Chaînes de valeur régionales
Les industriels européens gagneraient à poursuivre et accélérer leur développement au Maroc dans le cadre des nouvelles chaînes de valeur régionales. En effet, «le Maroc a franchi des pas importants dans sa transition énergétique et est résolument engagé dans la transition verte de son économie, à travers notamment son plan de relance industrielle dont l’industrie décarbonée et circulaire constitue la pierre angulaire», fait valoir le ministre de l’Industrie, du commerce, de l’économie verte et numérique. Le Maroc ambitionne de jouer un rôle moteur dans la mise en place de chaînes de valeur régionales au niveau euro-méditerranéen.
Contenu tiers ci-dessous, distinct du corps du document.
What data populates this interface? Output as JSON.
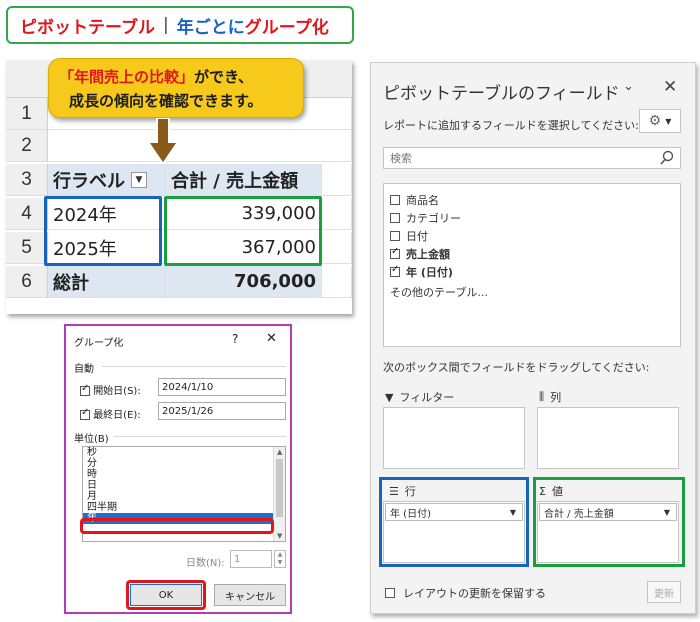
{
  "title": {
    "part1": "ピボットテーブル",
    "separator": "|",
    "part2": "年ごと",
    "part3": "に",
    "part4": "グループ化"
  },
  "callout": {
    "quote": "「年間売上の比較」",
    "line1_rest": "ができ、",
    "line2": "成長の傾向を確認できます。"
  },
  "sheet": {
    "row_numbers": [
      "1",
      "2",
      "3",
      "4",
      "5",
      "6"
    ],
    "header": {
      "label": "行ラベル",
      "value": "合計 / 売上金額"
    },
    "rows": [
      {
        "label": "2024年",
        "value": "339,000"
      },
      {
        "label": "2025年",
        "value": "367,000"
      }
    ],
    "total": {
      "label": "総計",
      "value": "706,000"
    }
  },
  "group_dialog": {
    "title": "グループ化",
    "help": "?",
    "close": "✕",
    "auto_section": "自動",
    "start_label": "開始日(S):",
    "start_value": "2024/1/10",
    "end_label": "最終日(E):",
    "end_value": "2025/1/26",
    "unit_section": "単位(B)",
    "units": [
      "秒",
      "分",
      "時",
      "日",
      "月",
      "四半期",
      "年"
    ],
    "selected_unit": "年",
    "days_label": "日数(N):",
    "days_value": "1",
    "ok_label": "OK",
    "cancel_label": "キャンセル"
  },
  "field_panel": {
    "title": "ピボットテーブルのフィールド",
    "subtitle": "レポートに追加するフィールドを選択してください:",
    "search_placeholder": "検索",
    "fields": [
      {
        "name": "商品名",
        "checked": false
      },
      {
        "name": "カテゴリー",
        "checked": false
      },
      {
        "name": "日付",
        "checked": false
      },
      {
        "name": "売上金額",
        "checked": true
      },
      {
        "name": "年 (日付)",
        "checked": true
      }
    ],
    "more_tables": "その他のテーブル...",
    "instructions": "次のボックス間でフィールドをドラッグしてください:",
    "areas": {
      "filter": "フィルター",
      "columns": "列",
      "rows": "行",
      "values": "値"
    },
    "rows_item": "年 (日付)",
    "values_item": "合計 / 売上金額",
    "defer_label": "レイアウトの更新を保留する",
    "update_label": "更新"
  },
  "colors": {
    "highlight_blue": "#1565c0",
    "highlight_green": "#1a9e3e",
    "highlight_red": "#e0161c",
    "callout_yellow": "#f7c91b",
    "dialog_border": "#b13bb8"
  }
}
Capitalisant sur la proximité géographique, les coûts logistiques réduits et les avantages comparatifs du royaume ainsi que sur la réduction de l’empreinte environnementale de la supply chain, ce relais de compétitivité permettrait le doublement des outils de gestion de la production, a précisé Moulay Hafid Elalamy à l’issue d’une entrevue avec le commissaire européen à l’élargissement.
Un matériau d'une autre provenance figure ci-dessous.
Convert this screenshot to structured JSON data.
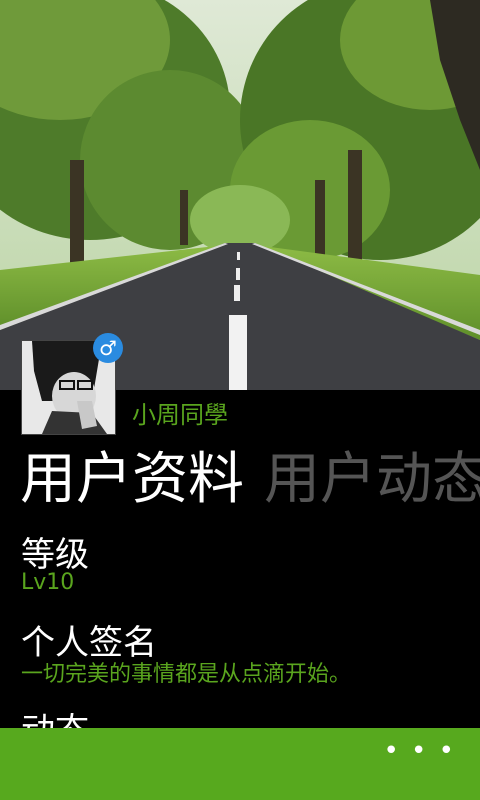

Un plan économique dès le printemps prochain
«Les chemins et les pistes sont maintenant clairs pour mettre sur la table, dès le printemps prochain, un plan économique détaillé de partenariat bilatéral», annonce Olivér Várhelvi. Le responsable européen estime qu’il n’y a pas une solution à cette crise sanitaire pour l’Europe en dehors de la politique de voisinage. «Le Maroc est un partenaire crédible de l’Union européenne, d’où l’importance d’établir ensemble un plan économique détaillé pour un partenariat plus profond entre les deux parties», a-t-il souligné.